In the previous sections, we have already discussed the failure modes based on the tension of the plate (gross area, net area, and staggered connections), as well as block shear. Here, we will discuss the bearing of the plate, which is the shear tear out at the end of a connected element, and the effects of torsion on bolts due to eccentric loadings.

From the idealized failure surface, the total nominal strength is:

$$ R_n = 1.2 L_c t F_u \;\; \le \;\; 2.4 d t F_u $$

Where:

$L_c$ = clear distance, measured in the direction parallel to the applied load, from the edge of the bolt hole to the edge of the adjacent hole or to the material edge
$t$ = thickness of the connected part
$F_u$ = ultimate tensile stress of the connected part (not the bolt)
$d$ = bolt diameter
$2.4dtF_u$ = upper limit of $R_n$

For LRFD:

$$ \phi R_n = 0.75 R_n \quad ; \quad \phi = 0.75 $$

For ASD:

$$ \frac{R_n}{\Omega} = \frac{R_n}{2} \quad ; \quad \Omega = 2.00 $$

Spacing and Edge - Distance Requirements

Minimum spacing, S, and edge distance, L_e, in any direction, both in the line of force and transverse to the line of force.

$$ s \ge 2 \tfrac{2}{3} d \quad (\text{preferred } 3d) $$

For LRFD:

$$ \phi R_n = 0.75 F_{nv} A_b \quad ; \quad \phi = 0.75 $$

For ASD:

$$ \frac{R_n}{\Omega} = \frac{F_{nv} A_b}{2} = 0.50 F_{nv} A_b \quad ; \quad \Omega = 2.00 $$

Eccentric Bolted Connections (Elastic Analysis)

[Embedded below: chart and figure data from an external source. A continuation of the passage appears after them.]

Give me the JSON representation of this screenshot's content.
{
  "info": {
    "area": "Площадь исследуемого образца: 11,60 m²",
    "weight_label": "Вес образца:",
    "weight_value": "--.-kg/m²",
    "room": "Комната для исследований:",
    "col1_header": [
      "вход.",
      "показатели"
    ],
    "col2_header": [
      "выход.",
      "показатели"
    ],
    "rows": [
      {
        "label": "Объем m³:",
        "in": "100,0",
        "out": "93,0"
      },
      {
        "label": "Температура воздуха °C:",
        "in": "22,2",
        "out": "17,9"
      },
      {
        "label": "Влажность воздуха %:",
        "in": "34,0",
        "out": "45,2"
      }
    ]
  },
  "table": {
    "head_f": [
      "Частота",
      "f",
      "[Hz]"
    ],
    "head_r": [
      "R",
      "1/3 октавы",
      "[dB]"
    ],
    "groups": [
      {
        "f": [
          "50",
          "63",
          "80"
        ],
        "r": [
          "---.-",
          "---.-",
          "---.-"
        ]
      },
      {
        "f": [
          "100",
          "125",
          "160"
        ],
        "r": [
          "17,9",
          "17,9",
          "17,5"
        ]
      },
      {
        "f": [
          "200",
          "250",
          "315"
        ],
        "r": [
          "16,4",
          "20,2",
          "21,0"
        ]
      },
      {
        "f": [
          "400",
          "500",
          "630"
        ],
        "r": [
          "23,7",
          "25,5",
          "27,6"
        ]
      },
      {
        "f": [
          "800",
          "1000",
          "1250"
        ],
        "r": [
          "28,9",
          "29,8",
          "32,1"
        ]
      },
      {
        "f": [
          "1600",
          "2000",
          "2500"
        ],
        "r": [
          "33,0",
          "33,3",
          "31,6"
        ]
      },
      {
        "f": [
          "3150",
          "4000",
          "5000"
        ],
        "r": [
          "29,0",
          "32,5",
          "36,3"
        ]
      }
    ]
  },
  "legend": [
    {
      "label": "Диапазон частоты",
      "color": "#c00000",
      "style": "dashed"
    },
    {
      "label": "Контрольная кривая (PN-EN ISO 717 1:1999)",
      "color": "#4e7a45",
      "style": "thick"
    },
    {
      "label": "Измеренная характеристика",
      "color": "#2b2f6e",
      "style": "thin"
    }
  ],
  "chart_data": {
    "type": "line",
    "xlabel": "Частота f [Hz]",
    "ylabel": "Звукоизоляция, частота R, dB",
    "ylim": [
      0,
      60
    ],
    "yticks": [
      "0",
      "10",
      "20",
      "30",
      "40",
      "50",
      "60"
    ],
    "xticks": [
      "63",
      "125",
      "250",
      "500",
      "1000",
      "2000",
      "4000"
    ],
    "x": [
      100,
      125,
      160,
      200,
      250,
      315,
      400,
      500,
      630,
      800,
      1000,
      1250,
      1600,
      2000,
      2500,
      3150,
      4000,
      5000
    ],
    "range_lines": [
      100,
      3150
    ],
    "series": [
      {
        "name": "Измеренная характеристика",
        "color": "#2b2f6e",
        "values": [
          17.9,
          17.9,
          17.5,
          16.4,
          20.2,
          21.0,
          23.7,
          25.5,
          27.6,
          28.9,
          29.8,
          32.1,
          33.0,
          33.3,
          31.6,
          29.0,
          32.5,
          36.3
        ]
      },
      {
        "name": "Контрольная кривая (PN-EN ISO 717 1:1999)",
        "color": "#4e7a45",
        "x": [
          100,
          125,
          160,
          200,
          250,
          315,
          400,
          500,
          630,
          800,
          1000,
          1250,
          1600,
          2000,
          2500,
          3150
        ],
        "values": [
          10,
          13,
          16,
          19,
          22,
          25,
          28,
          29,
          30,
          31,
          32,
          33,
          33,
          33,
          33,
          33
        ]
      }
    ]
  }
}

Consider the bolted connection acted by a force P as shown.

1. Resolve P into components P_x and P_yand construct the equivalent loading
2. Locate the center of gravity of the bolt group. For symmetrical arrangements of bolts, the center of gravity is located at the geometric center. For non=symmetrical arrangements, it can be located by using Varignon's Theorem
3. The equivalent effect is that the system of bolts is acted by direct shears P_x and P_y and a torsional moment T at the center of gravity.

Equivalent Loading

Bolt Group: Direct Shear + Torsion (Procedure)

For direct shear loads, distribute equally among the bolts:
$$ P_{Dx} = \frac{P_x}{n}, \qquad P_{Dy} = \frac{P_y}{n} $$
where $n$ = number of bolts.
Compute the torsional moment about the bolt group centroid:
$$ T = P_x e_y + P_y e_x $$
The most stressed bolt is where the forces due to direct shear and torsion are of similar directions. Forces due to direct shear have the same directions as the components of the applied force. For the forces due to torsion, draw lines (indicated as green lines) from the c.g. going to the center of each bolt. Next, draw forces perpendicular to such line (indicated as purple lines) that cause a rotation opposite to the torsional moment.

Since the torsional moment is clockwise, the forces, P_T1, P_T2, and P_T3 must cause a counterclockwise rotation.

Consider bolt 1. The torsion-induced load on bolt 1 is $P_T$, resolved into components:
$$ P_{Tx1} = \frac{T\,y_1}{\sum (x^2 + y^2)}, \qquad P_{Ty1} = \frac{T\,x_1}{\sum (x^2 + y^2)} $$
Define the polar moment of the bolt group:
$$ J = \sum (x^2 + y^2) $$
Select the bolt with the maximum combined shear (direct + torsion). The total resultant on that bolt is:
$$ P = \sqrt{\left(P_{Tx} + P_{Dx}\right)^2 + \left(P_{Ty} + P_{Dy}\right)^2} $$